The Friday Report: Death by Ikea |

The Friday Report: Death by Ikea

Jon de Vos / The Friday Report
Fraser, CO Colorado

You know how it is; if you live in the same house for a long while, things change slowly. But then, over time, with a new faucet here and the occasional appliance there, a little remodel this and a bit of repaint that, one night you dream you’re a sad David Byrne and wake up sobbing, “This is not my beautiful house!”

Well, yeah, that happened to me, too, just last week.

I sat bolt-upright, realizing that over the years, drawer-by-drawer, closet-by-closet, my wife has taken over the entire house. “My” space today is a tiny cupboard in her ironing room that I get to share with the dogs.

Recently my wife decided it was time for her to “throw some paint around” and confiscated the last remaining gender-neutral room in the house, turning it into alternately, her studio, her workroom, her office, and one more place for me to stay out of.

Curious, I opened the door to my newly demised space the other day, only to find her in a huddle with half a dozen contractors. She halted the discussion with an open hand as they turned and silently stared.

“Were we disturbing you?” she finally asked.

“Uh, no.”

“Then …?”

A few weeks later, her studio/workroom and my new out-of-bounds-area were nearing the finish in a dead heat with our savings account.

“It’s almost done,” she announced, “if you’ll just pick up the last few odds and ends tomorrow.”

“What are odds and ends?”

“American Furniture and Ikea. Here’s a list of the things in will-call. I plugged the addresses in your GPS, I love you and they open at 10 o’clock, goodnight.”

Sure enough, American Furniture greeted me with a big forklift of boxes that they cheerfully loaded into the back of my Jeep. I watched as the tires settled a half-inch into the pavement before it was off to Ikea where another pallet of boxes was squeezed into the remaining room. I added 10 pounds of air in each tire, pondering the chances of making it over Berthoud without overheating.

“I need some elephants,” I said back home, “to help drag in these boxes. What’s in them anyway?”

“Just some furniture.”

“What kind of furniture is 8 feet by 2 feet by 8 inches tall and weighs maybe half a ton?”
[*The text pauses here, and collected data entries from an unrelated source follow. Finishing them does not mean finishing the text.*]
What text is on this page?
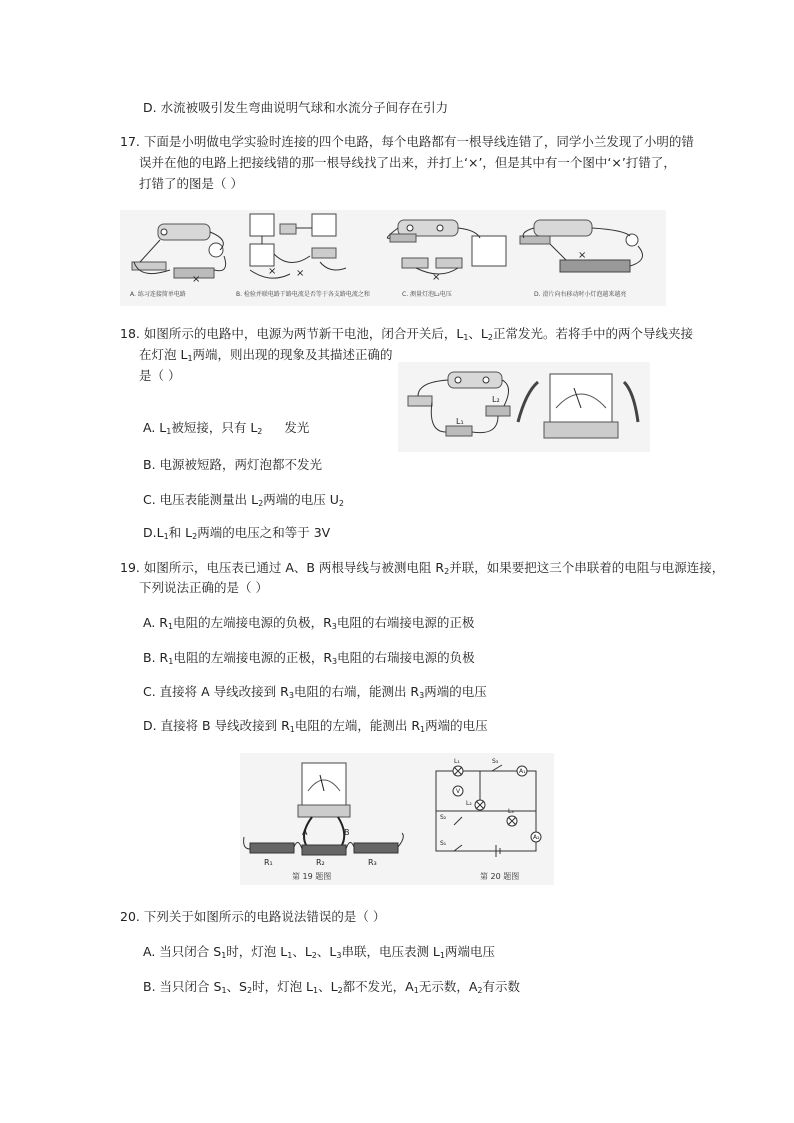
D. 水流被吸引发生弯曲说明气球和水流分子间存在引力
17. 下面是小明做电学实验时连接的四个电路，每个电路都有一根导线连错了，同学小兰发现了小明的错
误并在他的电路上把接线错的那一根导线找了出来，并打上‘×’，但是其中有一个图中‘×’打错了，
打错了的图是（ ）
×
× ×	×
×
A. 练习连接简单电路	B. 检验并联电路干路电流是否等于各支路电流之和	C. 测量灯泡L₂电压	D. 滑片向右移动时小灯泡越来越亮
18. 如图所示的电路中，电源为两节新干电池，闭合开关后，$L_1$、$L_2$正常发光。若将手中的两个导线夹接
在灯泡 $L_1$两端，则出现的现象及其描述正确的
是（ ）
L₂
L₁
A. $L_1$被短接，只有 $L_2$ 发光
B. 电源被短路，两灯泡都不发光
C. 电压表能测量出 $L_2$两端的电压 $U_2$
$D.L_1$和 $L_2$两端的电压之和等于 3V
19. 如图所示，电压表已通过 A、B 两根导线与被测电阻 $R_2$并联，如果要把这三个串联着的电阻与电源连接，
下列说法正确的是（ ）
A. $R_1$电阻的左端接电源的负极，$R_3$电阻的右端接电源的正极
B. $R_1$电阻的左端接电源的正极，$R_3$电阻的右瑞接电源的负极
C. 直接将 A 导线改接到 $R_3$电阻的右端，能测出 $R_3$两端的电压
D. 直接将 B 导线改接到 $R_1$电阻的左端，能测出 $R_1$两端的电压
A	B
R₁	R₂	R₃
第 19 题图
L₁	S₃
A₁
V
L₂
L₃
S₂
A₂
S₁
第 20 题图
20. 下列关于如图所示的电路说法错误的是（ ）
A. 当只闭合 $S_1$时，灯泡 $L_1$、$L_2$、$L_3$串联，电压表测 $L_1$两端电压
B. 当只闭合 $S_1$、$S_2$时，灯泡 $L_1$、$L_2$都不发光，$A_1$无示数，$A_2$有示数
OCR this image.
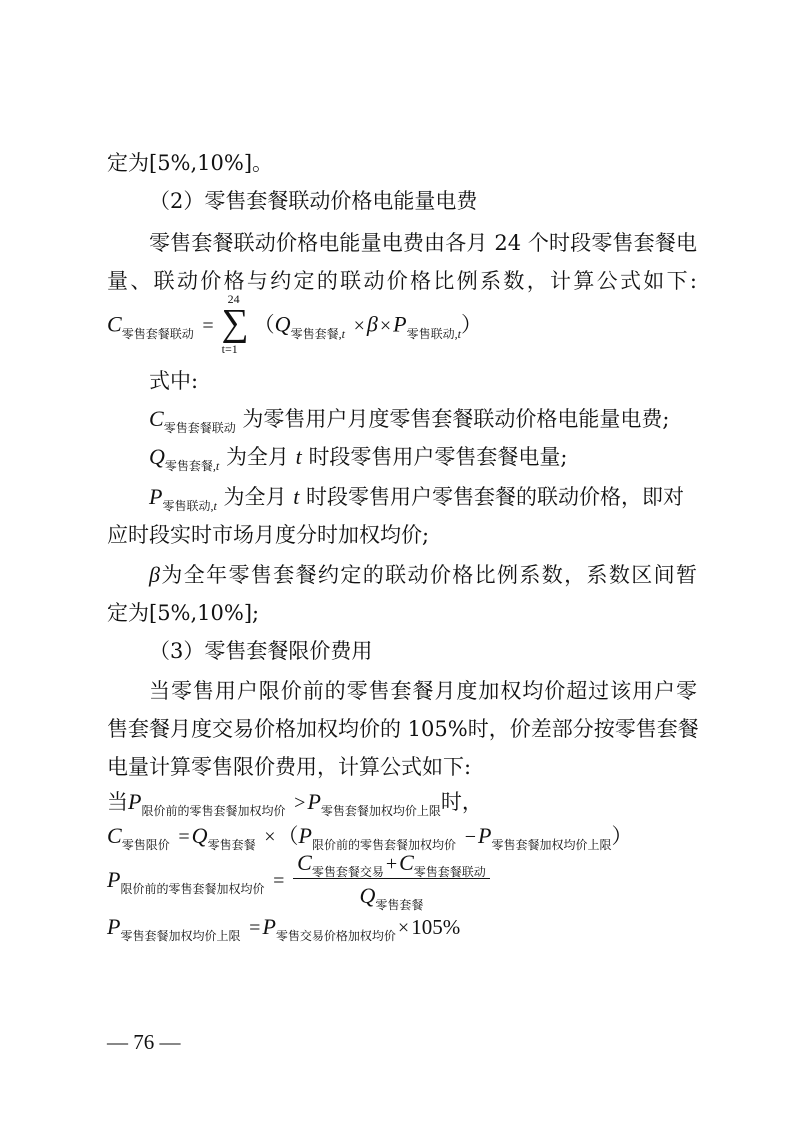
定为[5%,10%]。
（2）零售套餐联动价格电能量电费
零售套餐联动价格电能量电费由各月 24 个时段零售套餐电
量、联动价格与约定的联动价格比例系数，计算公式如下:
$C_{零售套餐联动}$ =
24
∑
t=1
$(Q_{零售套餐,t} \times\beta \times P_{零售联动,t})$
式中:
$C_{零售套餐联动}$ 为零售用户月度零售套餐联动价格电能量电费;
$Q_{零售套餐,t}$ 为全月 t 时段零售用户零售套餐电量;
$P_{零售联动,t}$ 为全月 t 时段零售用户零售套餐的联动价格，即对
应时段实时市场月度分时加权均价;
β为全年零售套餐约定的联动价格比例系数，系数区间暂
定为[5%,10%];
（3）零售套餐限价费用
当零售用户限价前的零售套餐月度加权均价超过该用户零
售套餐月度交易价格加权均价的 105%时，价差部分按零售套餐
电量计算零售限价费用，计算公式如下:
当$P_{限价前的零售套餐加权均价} >P_{零售套餐加权均价上限}$时，
$C_{零售限价} =Q_{零售套餐} \times(P_{限价前的零售套餐加权均价} -P_{零售套餐加权均价上限})$
$P_{限价前的零售套餐加权均价} = \frac{C_{零售套餐交易} +C_{零售套餐联动}}{Q_{零售套餐}}$
$P_{零售套餐加权均价上限} =P_{零售交易价格加权均价} \times 105\%$
— 76 —
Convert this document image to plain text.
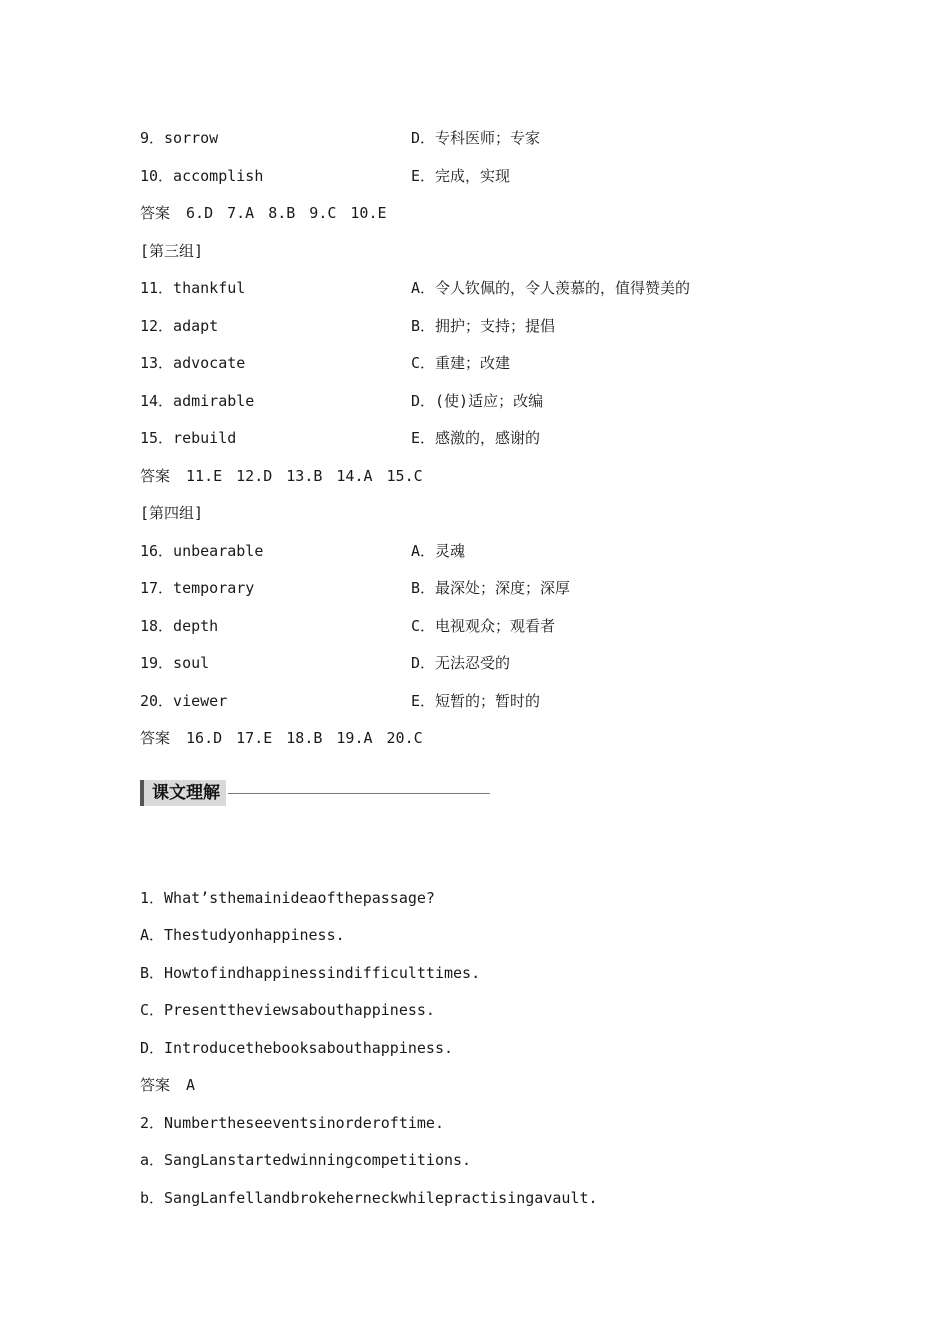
9．sorrow	D．专科医师；专家
10．accomplish	E．完成，实现
答案 6.D 7.A 8.B 9.C 10.E
[第三组]
11．thankful	A．令人钦佩的，令人羡慕的，值得赞美的
12．adapt	B．拥护；支持；提倡
13．advocate	C．重建；改建
14．admirable	D．(使)适应；改编
15．rebuild	E．感激的，感谢的
答案 11.E 12.D 13.B 14.A 15.C
[第四组]
16．unbearable	A．灵魂
17．temporary	B．最深处；深度；深厚
18．depth	C．电视观众；观看者
19．soul	D．无法忍受的
20．viewer	E．短暂的；暂时的
答案 16.D 17.E 18.B 19.A 20.C
课文理解
1．What’sthemainideaofthepassage?
A．Thestudyonhappiness.
B．Howtofindhappinessindifficulttimes.
C．Presenttheviewsabouthappiness.
D．Introducethebooksabouthappiness.
答案 A
2．Numbertheseeventsinorderoftime.
a．SangLanstartedwinningcompetitions.
b．SangLanfellandbrokeherneckwhilepractisingavault.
“The kind that needs a screwdriver while I go make dinner, I love you and I’ll see you at 7 o’clock, goodbye.”

Some think DIY is an acronym for Do It Yourself. At my house it describes that moment when I am comfortably reclined with a good book and someone decides I would be a better person if I were flapping my arms. Pronounced, DIY sounds exactly like DIE, which is not an unexpected outcome of assembling furniture. Suffice to say that loud cursing will not convince tiny parts to jump back out of heater vents.

Excuse us now, the dogs and I have to take a couple of seconds to walk the perimeter of our cupboard to make sure no one is eyeing it for future expansion.